Nata a Firenze nel 1935, è figlia di genitori ebrei dell’interland pratese. In seguito all’applicazione delle leggi razziali fasciste, è costretta a trasferirsi, a tre anni, insieme alla famiglia a Los Angeles, dove la coreografa, artista, scrittrice vive ancora. Icona sfuggente della post-modern dance evidenzia quanto lo slittamento di discipline affini siano conglobate in una espressività autonoma e polimorfa che si dirama per pratiche.
La sua pratica performatica è imperniata sul concetto di improvvisazione e casualità. Attraverso esse scardina le metodologie preesistenti e ricongiunge il filo tra arte e vita, attraverso coreografie che arridono a movimenti rubati all’urbanità, in un processo di reinvenzione del quotidiano. In più, la Forti sconfina in modo ellittico tra danza e suono, scrittura, fotografia, con un ricorso continuo alla musica ed al canto. Così si sottrae ai ditkat tradizionali, imperniati sulla perfezione, sull’espressività e sul virtuosismo tecnico.

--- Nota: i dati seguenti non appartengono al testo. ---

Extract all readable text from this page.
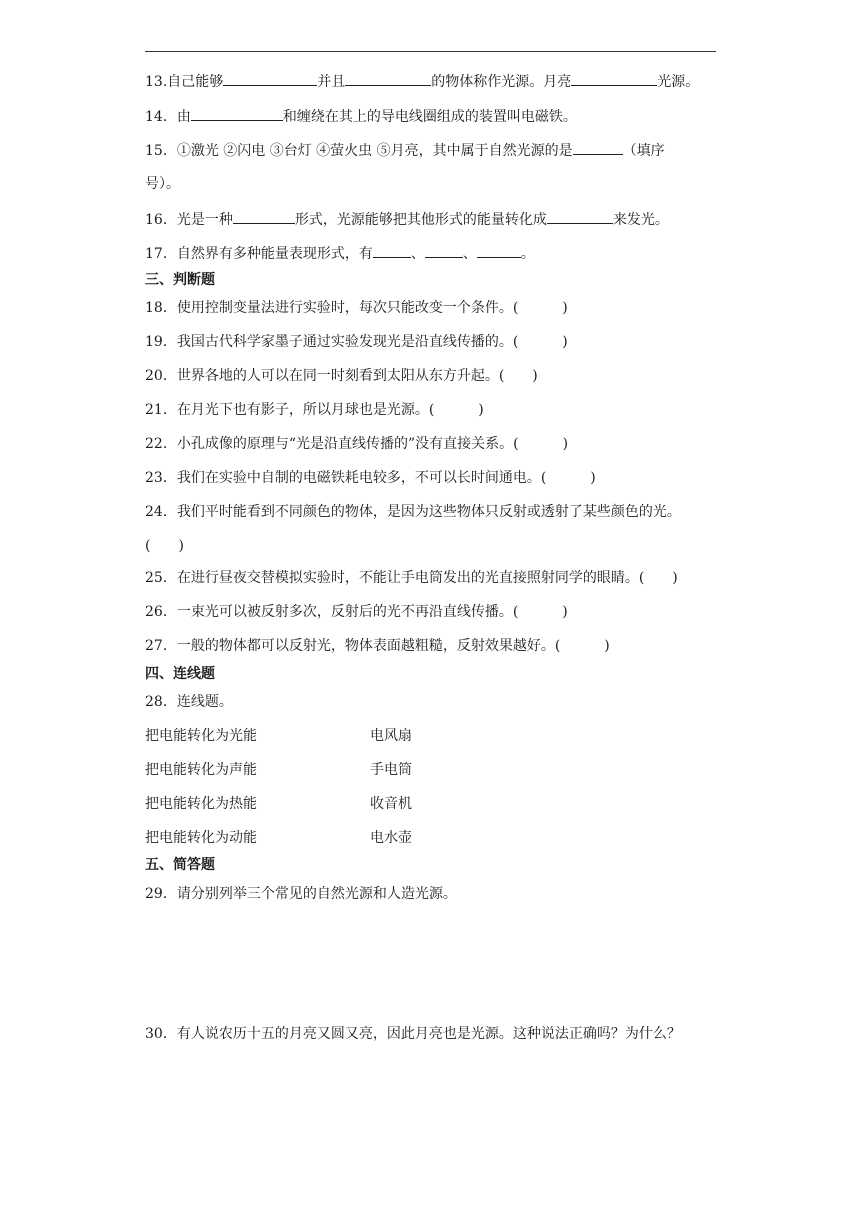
13.自己能够	并且	的物体称作光源。月亮	光源。
14．由	和缠绕在其上的导电线圈组成的装置叫电磁铁。
15．①激光 ②闪电 ③台灯 ④萤火虫 ⑤月亮，其中属于自然光源的是	（填序
号）。
16．光是一种	形式，光源能够把其他形式的能量转化成	来发光。
17．自然界有多种能量表现形式，有	、	、	。
三、判断题
18．使用控制变量法进行实验时，每次只能改变一个条件。(	)
19．我国古代科学家墨子通过实验发现光是沿直线传播的。(	)
20．世界各地的人可以在同一时刻看到太阳从东方升起。( )
21．在月光下也有影子，所以月球也是光源。(	)
22．小孔成像的原理与“光是沿直线传播的”没有直接关系。(	)
23．我们在实验中自制的电磁铁耗电较多，不可以长时间通电。(	)
24．我们平时能看到不同颜色的物体，是因为这些物体只反射或透射了某些颜色的光。
( )
25．在进行昼夜交替模拟实验时，不能让手电筒发出的光直接照射同学的眼睛。( )
26．一束光可以被反射多次，反射后的光不再沿直线传播。(	)
27．一般的物体都可以反射光，物体表面越粗糙，反射效果越好。(	)
四、连线题
28．连线题。
把电能转化为光能	电风扇
把电能转化为声能	手电筒
把电能转化为热能	收音机
把电能转化为动能	电水壶
五、简答题
29．请分别列举三个常见的自然光源和人造光源。
30．有人说农历十五的月亮又圆又亮，因此月亮也是光源。这种说法正确吗？为什么？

Simone Forti sperimenta l’oggettiva presenza del corpo in un ripensato spazio scenico, che è quello infinitamente fluttuante della realtà. Il suo spazio di interazione si slabbra dalla pagina scritta, alla radio transistor sempre accesa, dalle onde del mare che la travolgono, al conflitto arabo/palestinese e ai riots di Black Live Matter. Il corpo (il suo e anche quello dei vari partecipanti) è il dispositivo privilegiato dell’essere nel mondo.

Questo pensiero frattalico è tradotto in una mostra esemplare, la prima in Italia così attenta, che ne articola tutte le concatenazioni e le rizomaticità, insistendo sul divenire molteplice di Simone. Una sintesi non scontata vista la «imponenza culturale» dell’artista. Le due enormi sale sono allestite per disseminazione. Accanto ai disegni in grafite Song of the Vowel’s, ai Bag Drawings (2020), alla scultura A Sculpture (1961-2015) si irradia la traccia sonora Sound Collage (2021) concepita appositamente dall’artista, che accompagna, il visitatore nella sua esplorazione ed è un immateriale scarto della cura che la Forti sente per il fruitore.

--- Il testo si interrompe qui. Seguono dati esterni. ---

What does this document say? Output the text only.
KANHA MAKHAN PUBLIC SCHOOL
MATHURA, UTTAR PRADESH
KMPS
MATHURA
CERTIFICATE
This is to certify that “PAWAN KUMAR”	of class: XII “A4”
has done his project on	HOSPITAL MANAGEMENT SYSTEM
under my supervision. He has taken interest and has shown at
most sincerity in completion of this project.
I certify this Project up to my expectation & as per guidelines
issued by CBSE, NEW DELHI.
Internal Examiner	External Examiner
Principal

In questo contaminato proscenio vengono riproposte, settimanalmente, le performance storiche. Dalla quella di gruppo Huddle (1961) che è una sorta di metafora relazionale dello spazio civico, a Cloths in cui dietro a tre telai di legno si celano tre performers che fanno svolazzare dei teli colorati mentre intonano canzoni tratte dall’immaginario collettivo, a Sleep Wolkers / Zoo Mantras (1968) realizzata dall’osservazione degli animali rinchiusi nello zoo di Roma a Scramble (1970). Fino alla bellissima Rollers, in cui il lento rotolare dei corpi sul pavimento li relata allo spazio che li contiene. E si continua con il ciclo New Animations sia i disegni (1985-2012) che i video delle performance e attraverso cui Forti performa gli eventi del mondo che la toccano, aggirando la frenesia della comunicazione mediale. In mostra Mad Brook Farm (1986), New Animation with Manny The Rabbit, New Animation with Batyah Schachter e Church in Ocean Park (2010), Zuma News (2014) e A Free Consultation (2016). Commuove ed esalta al tempo stesso constatare come l’intensa artista, oramai ottantenne, con la sua energica leggiadria, abbia continuato a dedicarsi alla performance fino al 2018.

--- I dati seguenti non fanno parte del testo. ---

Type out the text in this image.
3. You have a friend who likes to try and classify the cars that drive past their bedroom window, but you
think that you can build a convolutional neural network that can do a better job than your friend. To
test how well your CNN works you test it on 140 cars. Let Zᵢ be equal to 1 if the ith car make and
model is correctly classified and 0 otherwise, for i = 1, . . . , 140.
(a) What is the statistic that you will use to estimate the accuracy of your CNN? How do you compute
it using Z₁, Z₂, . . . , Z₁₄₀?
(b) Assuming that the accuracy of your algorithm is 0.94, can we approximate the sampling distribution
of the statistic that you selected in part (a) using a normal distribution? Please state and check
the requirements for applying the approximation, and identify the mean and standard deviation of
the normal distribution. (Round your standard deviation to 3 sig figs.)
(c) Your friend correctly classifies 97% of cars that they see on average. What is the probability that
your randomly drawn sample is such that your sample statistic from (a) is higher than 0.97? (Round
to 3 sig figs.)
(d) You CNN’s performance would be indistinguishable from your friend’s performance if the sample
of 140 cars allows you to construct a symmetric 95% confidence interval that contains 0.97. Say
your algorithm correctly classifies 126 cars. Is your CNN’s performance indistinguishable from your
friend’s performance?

Basti guardarla in quella tenera epifania che è Simone Forti with Obstructions, nata come omaggio alla scomparsa di Robert Morris, alla Castelli Gallery di New York, sia pur tremolane ma impavida, si distende per terra, poi si arrotola, si avvolge e lancia per aria, come fossero dei coriandoli, quei mirabili feltri morrisiani.